Da kamen alle die kleineren Fische zusammen und überlegten stark und dachten tief, wie sie wohl den bissigen und so sehr behenden Hecht loswerden könnten. Zur Ratsversammlung erschien auch der Kaulbarsch, der Sohn des alten Kaulbarsch, und sagte ganz schnell: »Hört auf, tief zu denken und euch den Kopf zu zerbrechen, hört auf, euch das Gehirn zu verderben; hört aber, was ich euch sagen werde. Ganz elend sind unsere Aussichten hier in der Scheksna: Der bissige Hecht läßt niemand in Ruhe, nimmt jeden Fisch auf den Zahn! Das ist kein Leben mehr in der Scheksna. Laßt uns also, und das ist mein Rat, in die kleinen Flüsse und in die Bäche übersiedeln — in die Sisma, Konoma und Slawenka; dort wird uns keiner kränken, und wir werden ein heiteres Leben führen und viele Kinderchen haben.« Da erhoben sich alle Kaulbarsche und Brachse und Barsche und wanderten aus der Scheksna in die kleinen Flüsse Sisma, Konoma und Slawenka. Unterwegs fing ein schlauer Angler viele von ihnen mit seiner Angel und kochte sich eine wunderbar steife Suppe und begann so, wie man sagt, seine Fastenzeit.
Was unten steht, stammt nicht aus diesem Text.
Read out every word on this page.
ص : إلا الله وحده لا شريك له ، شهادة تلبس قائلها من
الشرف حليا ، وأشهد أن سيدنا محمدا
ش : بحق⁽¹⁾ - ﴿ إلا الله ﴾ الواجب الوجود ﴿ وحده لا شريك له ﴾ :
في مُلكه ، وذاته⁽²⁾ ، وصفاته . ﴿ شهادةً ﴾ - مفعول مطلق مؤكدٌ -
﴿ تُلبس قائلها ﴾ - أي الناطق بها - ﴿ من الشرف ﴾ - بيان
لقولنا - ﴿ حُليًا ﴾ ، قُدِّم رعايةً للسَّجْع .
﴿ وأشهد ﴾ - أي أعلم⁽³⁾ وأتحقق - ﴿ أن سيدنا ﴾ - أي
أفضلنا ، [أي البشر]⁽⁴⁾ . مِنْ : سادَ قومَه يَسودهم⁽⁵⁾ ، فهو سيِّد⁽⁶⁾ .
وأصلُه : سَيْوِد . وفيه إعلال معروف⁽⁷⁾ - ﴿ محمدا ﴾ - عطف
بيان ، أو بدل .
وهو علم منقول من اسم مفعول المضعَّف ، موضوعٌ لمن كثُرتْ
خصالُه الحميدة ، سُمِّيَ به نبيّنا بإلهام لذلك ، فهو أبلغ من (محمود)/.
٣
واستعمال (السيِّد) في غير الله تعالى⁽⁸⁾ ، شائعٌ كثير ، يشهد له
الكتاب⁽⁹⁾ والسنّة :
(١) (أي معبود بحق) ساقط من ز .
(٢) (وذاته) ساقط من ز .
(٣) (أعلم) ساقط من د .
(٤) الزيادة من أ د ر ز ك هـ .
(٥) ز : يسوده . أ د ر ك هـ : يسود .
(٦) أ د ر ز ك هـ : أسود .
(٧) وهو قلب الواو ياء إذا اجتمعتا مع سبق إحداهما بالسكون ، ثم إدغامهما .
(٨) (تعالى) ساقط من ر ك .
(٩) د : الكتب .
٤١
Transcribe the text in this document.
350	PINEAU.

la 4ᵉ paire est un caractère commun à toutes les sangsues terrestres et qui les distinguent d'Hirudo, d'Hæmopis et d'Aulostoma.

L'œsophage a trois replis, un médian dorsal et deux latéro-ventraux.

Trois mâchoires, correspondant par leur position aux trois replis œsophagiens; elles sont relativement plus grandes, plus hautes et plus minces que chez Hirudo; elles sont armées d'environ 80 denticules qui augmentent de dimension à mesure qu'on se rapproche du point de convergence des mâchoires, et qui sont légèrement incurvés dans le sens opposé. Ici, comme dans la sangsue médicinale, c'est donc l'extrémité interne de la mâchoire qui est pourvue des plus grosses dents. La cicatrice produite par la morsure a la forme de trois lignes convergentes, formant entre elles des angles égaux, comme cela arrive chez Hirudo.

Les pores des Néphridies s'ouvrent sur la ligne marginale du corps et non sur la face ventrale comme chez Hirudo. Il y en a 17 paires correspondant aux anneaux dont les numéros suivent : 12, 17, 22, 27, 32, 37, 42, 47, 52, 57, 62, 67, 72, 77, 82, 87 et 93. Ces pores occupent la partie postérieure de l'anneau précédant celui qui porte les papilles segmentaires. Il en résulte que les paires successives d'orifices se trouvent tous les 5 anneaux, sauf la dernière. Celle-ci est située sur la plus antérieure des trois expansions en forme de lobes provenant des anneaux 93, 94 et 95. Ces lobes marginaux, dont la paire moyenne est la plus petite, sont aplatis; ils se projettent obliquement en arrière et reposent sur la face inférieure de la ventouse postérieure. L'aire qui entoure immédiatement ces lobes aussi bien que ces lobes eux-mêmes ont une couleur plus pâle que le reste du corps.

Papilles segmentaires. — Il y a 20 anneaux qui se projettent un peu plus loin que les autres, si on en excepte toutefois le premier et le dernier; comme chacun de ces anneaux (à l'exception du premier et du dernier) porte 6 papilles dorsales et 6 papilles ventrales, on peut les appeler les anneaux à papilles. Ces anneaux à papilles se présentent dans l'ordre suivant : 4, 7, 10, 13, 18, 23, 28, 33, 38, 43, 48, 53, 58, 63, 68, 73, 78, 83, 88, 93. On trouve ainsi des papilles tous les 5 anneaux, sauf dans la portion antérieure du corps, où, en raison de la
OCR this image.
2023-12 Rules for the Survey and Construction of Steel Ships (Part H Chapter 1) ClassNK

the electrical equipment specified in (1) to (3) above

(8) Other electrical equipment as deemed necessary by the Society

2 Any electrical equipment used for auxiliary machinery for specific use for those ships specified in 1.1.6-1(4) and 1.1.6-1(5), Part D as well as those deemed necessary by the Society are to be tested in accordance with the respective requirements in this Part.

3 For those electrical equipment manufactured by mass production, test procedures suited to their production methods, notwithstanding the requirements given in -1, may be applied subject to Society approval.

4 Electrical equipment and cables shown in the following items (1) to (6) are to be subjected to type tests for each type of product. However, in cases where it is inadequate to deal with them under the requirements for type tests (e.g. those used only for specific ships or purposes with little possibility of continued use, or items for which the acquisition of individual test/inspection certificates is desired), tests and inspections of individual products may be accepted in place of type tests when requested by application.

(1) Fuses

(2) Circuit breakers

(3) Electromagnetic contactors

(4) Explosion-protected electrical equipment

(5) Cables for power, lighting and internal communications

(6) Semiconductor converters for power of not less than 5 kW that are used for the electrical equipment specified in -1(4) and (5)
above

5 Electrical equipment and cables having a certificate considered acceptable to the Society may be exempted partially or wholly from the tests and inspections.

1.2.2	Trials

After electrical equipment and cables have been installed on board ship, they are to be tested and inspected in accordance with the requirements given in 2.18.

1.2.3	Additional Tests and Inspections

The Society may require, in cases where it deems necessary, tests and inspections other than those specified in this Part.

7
Seit der Zeit gibt es kaum noch Fische in der Scheksna. Wenn ein Angler seine Angel ins Wasser wirft, dann holt er sie ebenso wieder heraus, oder es ist was dran, das sich der Mühe nicht lohnt — und aus ist's mit dem Angeln! Und das ist die ganze Geschichte vom bissigen und so sehr behenden Hecht. Viel Scherereien hatte der Gauner den Fischen in der Scheksna gemacht, dann aber kam auch seine Zeit. Als es keine Fische mehr gab, da fing er an, auch Würmer zu packen, und so kam er selbst an den Haken. Der Angler kochte sich eine Suppe, schlürfte sie und lobte sie: So fett war sie! Ich bin auch dabeigewesen, habe auch mitgeschlürft, es floß wohl über den Schnurrbart, aber bis in den Mund kam es nicht.